Aucun film ne montrera jamais (ou pas avant très longtemps) la terreur des enfants allemands sous nos bombardements au phosphore, leur faim, l’attente d’un père encore prisonnier dix ans après l’armistice. Nous n’entendrons jamais le récit des millions de Prussiens, Poméraniens, Silésiens, déportés dans des conditions horrifiantes, et les pillages et les viols systématiques pendant l’avance de l’Armée Rouge.
Les Soviétiques plaisantaient sur la « règle des trois vagues » : La première, encore sous le feu de la Wehrmacht, n’avait que le temps d’empocher les objets précieux, les montres et les bijoux ; la deuxième, plus à l’aise, organisait le viol et le pillage systématiques ; et ceux arrivés en dernier, ne trouvant plus rien, passaient leur dépit à saccager et brûler.
Soljenitsyne, qui était là, a osé se souvenir : « La petite fille est sur le matelas/Morte. Combien lui sont passés dessus ?/Un peloton, une compagnie peut-être ? ». Mais Soljenitsyne était du camp des vainqueurs. Les victimes durent se taire, ou ricaner discrètement devant le Mémorial de l’Armée Rouge à Berlin, qu’elles appelaient entre elles le « Tombeau du Violeur Inconnu ».
Le droit à son passé
Le discours officiel des vainqueurs attribue deux qualités aux vaincus. Soit ils sont valeureux, comme les Belges pour César, ce qui rehausse le mérite du vainqueur de les avoir défaits. Soit ils sont des monstres, et cette monstruosité est nécessaire pour légitimer la violence extrême que nous leur avons fait subir. S’ils cessaient d’être monstrueux, si nous pouvions voir en eux des victimes, c’est nous qui ne serions plus humains.
C’est pourquoi les Allemands, les Japonais, les Irakiens, les Serbes… ne doivent absolument pas avoir d’histoire. Ceux qui en appellent si éloquemment au devoir de mémoire ne montrent tant d’insistance que pour priver les vaincus de la leur.
Parler de « devoir de mémoire » n’a alors aucun sens, comme le note Godard dans Éloge de l’amour. Ou n’est qu’un slogan de propagande.

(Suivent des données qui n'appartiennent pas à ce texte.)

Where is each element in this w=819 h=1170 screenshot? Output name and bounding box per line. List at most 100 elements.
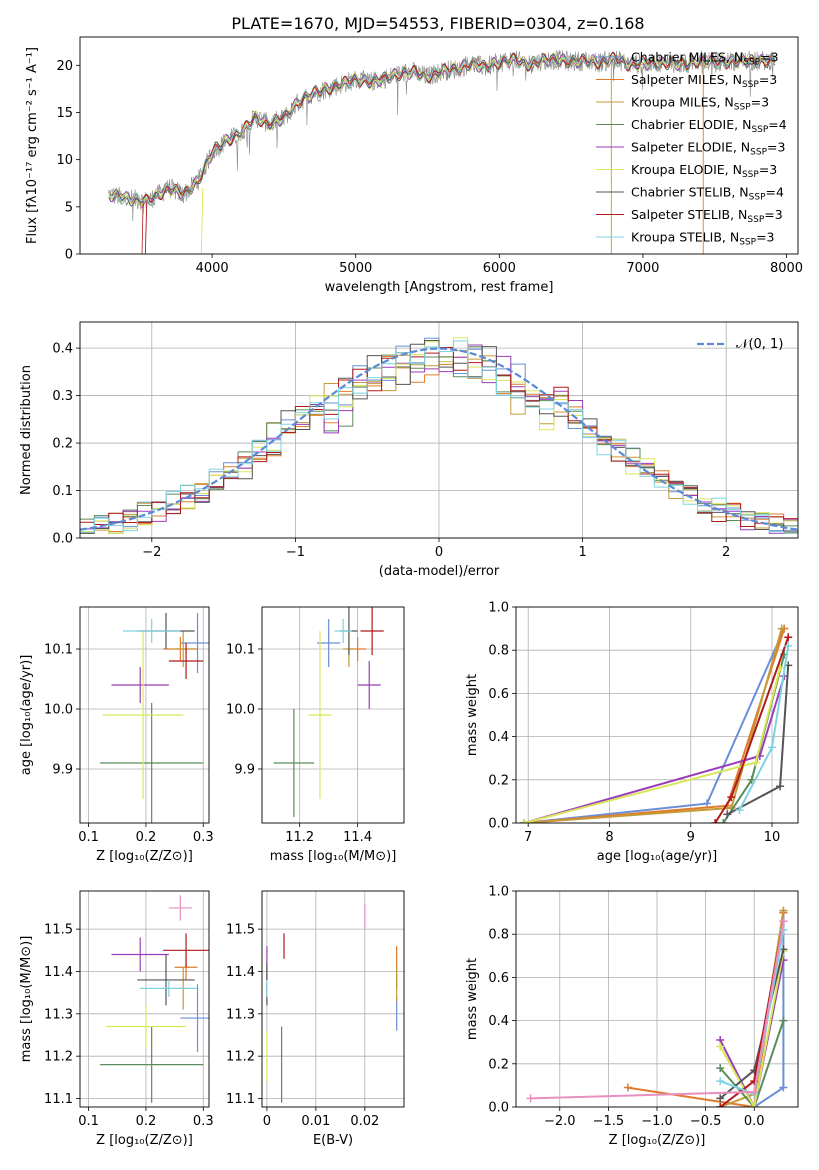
tick-label-x: 0.2 <box>136 830 157 845</box>
tick-label-y: 11.4 <box>44 965 73 980</box>
model-line <box>108 52 776 207</box>
ticks: −2.0 −1.5 −1.0 −0.5 0.0 0.0 0.2 0.4 0.6 0.8 1.0 <box>488 885 764 1130</box>
grid <box>262 607 404 823</box>
axes-frame <box>261 890 405 1108</box>
legend-entry: 𝒩(0, 1) <box>736 337 783 352</box>
marker <box>716 1103 725 1107</box>
point-kroupa-stelib <box>334 619 352 643</box>
marker <box>784 641 793 650</box>
point-kroupa-stelib-pink <box>168 895 192 921</box>
plot-area <box>100 613 209 823</box>
tick-label-y: 11.2 <box>226 1050 255 1065</box>
tick-label-x: −1.5 <box>593 1114 625 1129</box>
tick-label-x: 0.02 <box>350 1114 379 1129</box>
grid <box>80 891 209 1107</box>
model-line <box>108 53 776 208</box>
marker <box>750 1103 759 1107</box>
panel-5: 7 8 9 10 0.0 0.2 0.4 0.6 0.8 1.0 age [log₁₀(age/yr… <box>465 601 799 864</box>
ticks: 4000 5000 6000 7000 8000 0 5 10 15 20 <box>56 59 803 276</box>
tick-label-y: 0.2 <box>488 773 509 788</box>
tick-label-x: −1 <box>286 545 305 560</box>
axis-label-y: mass weight <box>465 674 480 756</box>
axis-label-y: mass weight <box>465 958 480 1040</box>
series-salpeter-miles <box>520 624 789 823</box>
tick-label-y: 9.9 <box>52 763 73 778</box>
axis-label-y: Flux [fλ10⁻¹⁷ erg cm⁻² s⁻¹ A⁻¹] <box>25 47 40 244</box>
axis-label-x: Z [log₁₀(Z/Z⊙)] <box>96 1133 193 1148</box>
axes-frame <box>515 890 799 1108</box>
axis-label-x: wavelength [Angstrom, rest frame] <box>325 280 554 295</box>
marker <box>526 1094 535 1103</box>
tick-label-x: 6000 <box>483 261 516 276</box>
panel-6: 0.1 0.2 0.3 11.1 11.2 11.3 11.4 11.5 Z [log₁₀(Z/… <box>19 890 214 1148</box>
tick-label-x: 0 <box>263 1114 271 1129</box>
model-line <box>108 52 776 206</box>
marker <box>716 1077 725 1086</box>
tick-label-x: 0.2 <box>136 1114 157 1129</box>
plot-area <box>526 906 788 1107</box>
grid <box>262 891 404 1107</box>
series-line <box>719 951 785 1107</box>
model-edge <box>200 187 204 254</box>
plot-area <box>520 624 793 823</box>
axis-label-y: mass [log₁₀(M/M⊙)] <box>19 936 34 1063</box>
plot-area <box>108 49 776 254</box>
point-chabrier-miles <box>180 984 209 1052</box>
panel-4: 11.2 11.4 9.9 10.0 10.1 mass [log₁₀(M/M⊙)] <box>226 606 405 864</box>
marker <box>779 925 788 934</box>
marker <box>777 624 786 633</box>
tick-label-y: 0.0 <box>488 1101 509 1116</box>
tick-label-x: 2 <box>722 545 730 560</box>
tick-label-y: 0 <box>65 248 73 263</box>
tick-label-x: −1.0 <box>641 1114 673 1129</box>
series-kroupa-stelib <box>735 641 793 815</box>
tick-label-y: 11.3 <box>44 1007 73 1022</box>
tick-label-x: 0.0 <box>744 1114 765 1129</box>
legend: Chabrier MILES, NSSP=3 Salpeter MILES, NS… <box>596 50 787 248</box>
ticks: 0 0.01 0.02 11.1 11.2 11.3 11.4 11.5 <box>226 923 379 1129</box>
tick-label-y: 10.0 <box>44 703 73 718</box>
tick-label-x: 11.2 <box>285 830 314 845</box>
tick-label-x: 11.4 <box>343 830 372 845</box>
legend-entry: Kroupa MILES, NSSP=3 <box>631 95 769 113</box>
panel-3: 0.1 0.2 0.3 9.9 10.0 10.1 Z [log₁₀(Z/Z⊙)] age [… <box>19 606 214 864</box>
legend-entry: Kroupa STELIB, NSSP=3 <box>631 230 775 248</box>
axes-frame <box>79 890 210 1108</box>
series-line <box>524 628 786 823</box>
tick-label-y: 11.5 <box>226 923 255 938</box>
panel-7: 0 0.01 0.02 11.1 11.2 11.3 11.4 11.5 E(B-V) <box>226 890 405 1148</box>
tick-label-y: 11.1 <box>226 1092 255 1107</box>
series-chabrier-miles <box>520 624 789 823</box>
tick-label-x: 0.1 <box>78 830 99 845</box>
tick-label-y: 9.9 <box>234 763 255 778</box>
legend-entry: Chabrier MILES, NSSP=3 <box>631 50 779 68</box>
axes-frame <box>79 36 799 255</box>
series-salpeter-stelib <box>711 633 793 823</box>
tick-label-y: 10.0 <box>226 703 255 718</box>
marker <box>702 799 711 808</box>
tick-label-y: 11.1 <box>44 1092 73 1107</box>
tick-label-y: 0.8 <box>488 928 509 943</box>
marker <box>716 1042 725 1051</box>
tick-label-y: 0.8 <box>488 644 509 659</box>
legend-entry: Chabrier ELODIE, NSSP=4 <box>631 117 787 135</box>
model-edge <box>144 202 148 254</box>
panel-1: 4000 5000 6000 7000 8000 0 5 10 15 20 wavelength [… <box>25 36 803 295</box>
figure-title: PLATE=1670, MJD=54553, FIBERID=0304, z=0… <box>231 14 644 33</box>
legend-entry: Salpeter MILES, NSSP=3 <box>631 72 777 90</box>
tick-label-y: 15 <box>56 106 73 121</box>
tick-label-y: 0.0 <box>52 532 73 547</box>
point-chabrier-elodie <box>100 703 204 823</box>
axis-label-x: E(B-V) <box>313 1133 353 1148</box>
tick-label-x: 0.01 <box>301 1114 330 1129</box>
tick-label-y: 11.2 <box>44 1050 73 1065</box>
tick-label-x: 4000 <box>196 261 229 276</box>
panel-8: −2.0 −1.5 −1.0 −0.5 0.0 0.0 0.2 0.4 0.6 0.8 1.0 Z [… <box>465 885 799 1148</box>
point-kroupa-stelib <box>140 979 198 997</box>
plot-area <box>266 903 398 1103</box>
axis-label-x: Z [log₁₀(Z/Z⊙)] <box>96 849 193 864</box>
axes-frame <box>515 606 799 824</box>
marker <box>735 806 744 815</box>
tick-label-y: 0.0 <box>488 817 509 832</box>
tick-label-y: 0.6 <box>488 971 509 986</box>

Nous avons tous en revanche un droit à notre passé. Tous, cela veut dire que personne ne saurait être interdit de mémoire. Ni les héros de la Wehrmacht (il y en eut, comme dans toutes les armées), ni les victimes de ses tortionnaires. Ni nos magnifiques constructeurs de voies ferrées dans la brousse, nos planteurs, médecins, éducateurs, missionnaires et autres colonisateurs, ni les indigènes qu’ils employaient, travailleurs battus et sans paye, et domestiques sans dignité.

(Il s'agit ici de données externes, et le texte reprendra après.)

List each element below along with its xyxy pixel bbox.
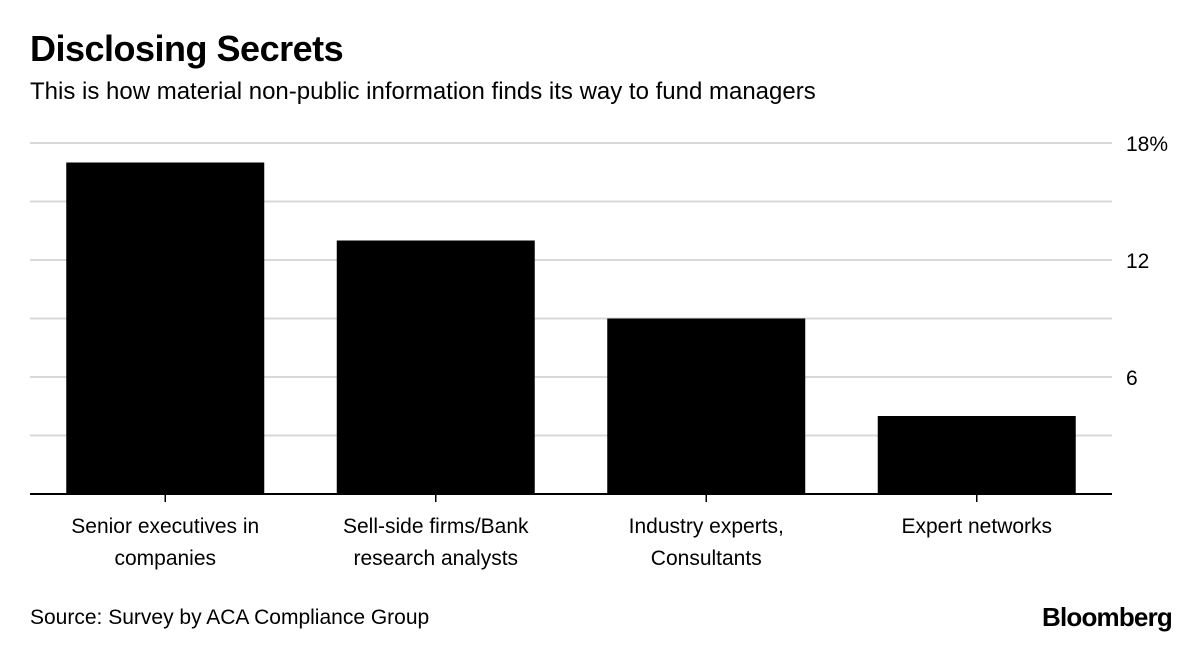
bar [336,240,535,494]
x-tick-label: Industry experts, Consultants [629,515,784,570]
chart-title: Disclosing Secrets [30,28,344,69]
x-tick-label: Sell-side firms/Bank research analysts [343,515,529,570]
x-axis-labels: Senior executives in companies Sell-side f… [71,515,1052,570]
x-tick-label: Senior executives in companies [71,515,259,570]
source-note: Source: Survey by ACA Compliance Group [30,606,430,629]
y-tick-label: 12 [1126,250,1149,273]
bars [66,162,1076,494]
y-tick-label: 6 [1126,367,1138,390]
bar [877,416,1076,494]
bloomberg-logo: Bloomberg [1041,602,1173,632]
bar [66,162,265,494]
x-tick-label: Expert networks [901,515,1052,538]
y-tick-label: 18% [1126,133,1168,156]
x-axis [30,493,1112,502]
y-axis-labels: 6 12 18% [1126,133,1168,390]
chart-subtitle: This is how material non-public informat… [30,78,816,105]
bar [607,318,806,494]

Tous ont le droit sacré de recueillir dans l’Histoire les événements qui peuvent les aider à comprendre le présent et à le vivre mieux. Il ne sert à rien de maquiller le passé, de le mythifier, seule une approche de la vérité peut nous être utile.
Dans les mondes de l’historien, il est bien assez de territoires que nous pouvons faire nôtres, sans censure ni obédience, où chaque communauté peut trouver la source de son identité et l’inspiration de son avenir.